Hoping to avoid partisan attacks, the September 11 commission has drafted a final report that avoids placing blame on individuals in the Bush or Clinton administrations, but sharply criticizes the FBI and intelligence agencies for missteps prior to the attacks.

The 10-member panel has been reviewing portions of the draft, the bulk of which is a factual accounting of events, including intelligence failures that could lead readers to conclude that the attacks were preventable, four commissioners said.

A separate section detailing the panel’s recommendations remains under intense review, with no agreement yet on the widespread measures needed to shore up the communications breakdowns that allowed the hijackers to succeed, the commissioners said.

“There’s broad consensus that major changes are needed. This is not just a question of running faster, jumping higher,” said Republican commissioner John Lehman, a former secretary of the Navy. “We need to ensure the fusion and sharing of all intelligence that could have helped us to avoid 9/11.”

Among the ideas under consideration is a domestic-intelligence agency modeled after Britain’s MI5.

Democratic commissioner Timothy Roemer said FBI Director Robert S. Mueller III’s recent proposal to improve domestic surveillance by creating an intelligence service within the bureau is another option under review by the panel, but might not be enough.

“Certainly, there’s consensus the FBI has not done a good job prior to 9/11, and they have a long way to go,” said Mr. Roemer, a former Indiana congressman.

The commission was established by Congress in 2002 to investigate government mistakes before the attacks and recommend ways to improve the nation’s protection against terrorists. It has interviewed more than 1,000 witnesses, including President Bush, and reviewed more than 2 million documents.

The bipartisan panel’s final report is due July 26. However, portions of it, dealing with factual findings leading up to and including the attacks, already have been drafted and sent to the White House for vetting and declassification, commissioners said.

CIA Director George J. Tenet, who has submitted his resignation effective next month, former FBI Director Louis Freeh and National Security Adviser Condoleezza Rice have been criticized harshly by some lawmakers and relatives of September 11 victims for not doing more to combat the threat of terrorism.

The commissioners who spoke to the Associated Press said the panel wants to avoid blaminganyone to avert charges of partisanship that could undermine their work.

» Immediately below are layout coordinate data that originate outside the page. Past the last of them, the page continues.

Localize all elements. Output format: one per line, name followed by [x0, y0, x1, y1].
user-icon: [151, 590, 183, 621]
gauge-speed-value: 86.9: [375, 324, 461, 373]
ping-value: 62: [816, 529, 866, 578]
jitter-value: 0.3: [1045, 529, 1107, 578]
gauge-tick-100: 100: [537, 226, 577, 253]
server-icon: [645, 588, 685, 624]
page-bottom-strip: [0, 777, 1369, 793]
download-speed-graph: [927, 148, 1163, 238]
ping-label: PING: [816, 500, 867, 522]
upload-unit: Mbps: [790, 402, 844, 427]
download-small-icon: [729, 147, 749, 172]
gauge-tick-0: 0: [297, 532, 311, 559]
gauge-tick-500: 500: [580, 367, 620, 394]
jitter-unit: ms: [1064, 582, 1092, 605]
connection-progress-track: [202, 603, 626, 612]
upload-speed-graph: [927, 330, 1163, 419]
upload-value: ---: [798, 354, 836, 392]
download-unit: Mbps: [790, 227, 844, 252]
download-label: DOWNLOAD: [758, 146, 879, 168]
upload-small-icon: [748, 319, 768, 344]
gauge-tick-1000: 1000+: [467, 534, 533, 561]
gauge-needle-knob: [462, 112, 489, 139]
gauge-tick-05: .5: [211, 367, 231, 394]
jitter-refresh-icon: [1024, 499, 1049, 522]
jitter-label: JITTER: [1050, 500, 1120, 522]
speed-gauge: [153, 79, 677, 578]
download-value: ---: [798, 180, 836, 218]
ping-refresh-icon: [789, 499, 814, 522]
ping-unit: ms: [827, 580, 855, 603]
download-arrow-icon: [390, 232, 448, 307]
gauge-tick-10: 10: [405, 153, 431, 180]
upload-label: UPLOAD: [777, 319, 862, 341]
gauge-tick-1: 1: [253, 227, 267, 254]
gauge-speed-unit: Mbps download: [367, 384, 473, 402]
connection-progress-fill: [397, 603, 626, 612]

“We’re going to say everything we need to say, but there’s not going to be a political ‘gotcha,’” said Republican commissioner Slade Gorton, a former senator from Washington. “It’s very important that it be factual and leave major conclusions to the people of the United States. There are huge numbers of facts which are not in dispute.”

One example of the FBI’s troubles was seen in the case of September 11 hijackers Khalid Almihdhar and Nawaf Alhazmi, who were linked by the CIA to al Qaeda and were found to have entered the United States in summer 2001. FBI agents involved in the criminal probe couldn’t track the men down because intelligence officials weren’t allowed to share information on the case.

The two later would board American Airlines Flight 77, which slammed into the Pentagon.

“The restrictions on the FBI after Watergate prohibiting them from modernizing and computerizing their data systems [and] from keeping track of watch lists and investigations” were among the biggest obstacles to terror prevention, Mr. Lehman said. “It made it impossible for the FBI to share information even within the bureau.”

Democratic commissioner Richard Ben-Veniste said that members remain hopeful they can produce a unanimous report.

“The failure to thwart the 9/11 catastrophe was in part the result of the failure to communicate both internally and externally about information collected by our intelligence agencies,” he said.